EXCERPTS:
Efforts to save Sarnia's Coronation Park Day Nursery appear to have come to a standstill this summer.
While parents and early childhood educators were steadily packing Lambton County council chambers this spring, Coronation Park parent Melissa Hewitt said she hasn't heard a peep since council deferred a decision on the Oak Avenue day care until September.
In June, Hewitt presented two financial plans to county council, outlining a string of strategies to help balance the books at the day care.
But since the meeting, nobody has followed up with her on her proposals.
"I can't implement anything seeing that I don't work there," Hewitt said Wednesday. "I got them the time (in front of Lambton County council), but nobody has asked me for anything further or to help."
Senior county staff continue to recommend the closure of the day care, citing the loss of $1.3 million in provincial funding and the full rollout of all-day kindergarten this fall.
Sarnia Mayor Mike Bradley fought for a decision on the day care to be tabled at county council last month pending the results of the provincial election.
Day-care supporters had been hopeful a new government would reconsider the $1.3-million funding cutback.
Ontario NDP leader Andrea Horwath recently reiterated her call for the Liberal government to stop child-care funding cuts during question period at Queen's Park.
"Child care centres like Coronation Park Day Nursery in Sarnia are on the chopping block," she told Premier Kathleen Wynne. "Over 100 kids at that centre are at risk of losing access to child care in Sarnia alone."
But Wynne countered that the Liberal government has actually increased its child-care funding to $1 billion from $532.4 million in 2003.
However, she acknowledged the full rollout of all-day kindergarten is leading to changes in the child care system.
"There's no doubt about that, so we are working with the system," she said. "We are changing the funding formula. We recognize as those four-and-five- year-olds are in full-day kindergarten, there are changes that happen within the preschool child care system...."
The Liberal government has provided $5 million in transitional funding to help the County of Lambton. To date, the county has used $1.2 million of those funds to cover off a day-care deficit in 2013 and expects to use another $1.1 million in 2014.
Bradley has put in a request to speak with Education Minister Liz Sandals on the issue at the upcoming Association of Municipalities of Ontario conference.
However, he noted he doesn't have a mandate to find a solution because the day care is a county-run operation.
"My impression is that the warden and staff are standing back, waiting for this to come back on Sept. 3 with no attempt to resolve any of the issues," he said.

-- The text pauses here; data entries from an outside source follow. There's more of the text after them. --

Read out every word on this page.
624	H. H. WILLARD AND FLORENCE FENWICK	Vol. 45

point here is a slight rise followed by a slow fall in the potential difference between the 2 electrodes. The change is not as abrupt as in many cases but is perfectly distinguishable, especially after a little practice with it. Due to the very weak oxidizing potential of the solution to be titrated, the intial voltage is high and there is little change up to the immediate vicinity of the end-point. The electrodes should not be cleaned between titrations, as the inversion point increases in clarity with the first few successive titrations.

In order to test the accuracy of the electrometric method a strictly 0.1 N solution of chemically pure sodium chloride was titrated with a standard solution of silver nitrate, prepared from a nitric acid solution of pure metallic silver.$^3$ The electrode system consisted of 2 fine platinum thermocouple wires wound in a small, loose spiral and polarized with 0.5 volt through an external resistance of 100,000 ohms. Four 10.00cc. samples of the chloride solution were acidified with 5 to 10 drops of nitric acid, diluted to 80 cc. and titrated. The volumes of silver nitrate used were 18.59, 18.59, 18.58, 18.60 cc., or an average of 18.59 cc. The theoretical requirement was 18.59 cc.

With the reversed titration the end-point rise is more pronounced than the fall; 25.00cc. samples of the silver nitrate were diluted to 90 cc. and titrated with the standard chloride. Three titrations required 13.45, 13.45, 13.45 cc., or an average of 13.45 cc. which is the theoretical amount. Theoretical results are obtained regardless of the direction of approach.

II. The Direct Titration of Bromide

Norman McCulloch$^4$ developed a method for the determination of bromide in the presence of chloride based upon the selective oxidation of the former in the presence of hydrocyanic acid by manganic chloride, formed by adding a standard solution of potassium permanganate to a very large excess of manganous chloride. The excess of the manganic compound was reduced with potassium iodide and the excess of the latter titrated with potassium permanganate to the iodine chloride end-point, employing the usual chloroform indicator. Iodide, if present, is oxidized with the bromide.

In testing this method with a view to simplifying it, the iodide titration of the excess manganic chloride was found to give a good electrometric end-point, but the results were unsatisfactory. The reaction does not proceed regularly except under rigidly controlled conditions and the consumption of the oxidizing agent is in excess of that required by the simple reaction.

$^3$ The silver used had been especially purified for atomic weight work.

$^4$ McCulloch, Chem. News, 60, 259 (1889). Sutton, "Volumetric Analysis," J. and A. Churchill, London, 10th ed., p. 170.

Senior county staff have not been in discussions over funding with the province, Lambton County Warden Todd Case said Wednesday.
"The basis of waiting until after the election was based on that NDP election platform to put more money into child care," he said. "Again, with them being defeated and the current government delivering the same budget that they did before the election, I don't know if there is any other money in that budget at first glance when it comes to day cares."
Case said the county has put in requests to speak with ministers at the AMO conference.
"(Coronation Park will) definitely be something we raise for sure. I've asked for a meeting with the municipal affairs minister and that would be one of those things raised in that meeting."
Union officials representing the centre's 38 early childhood educators couldn't be reached for comment Wednesday.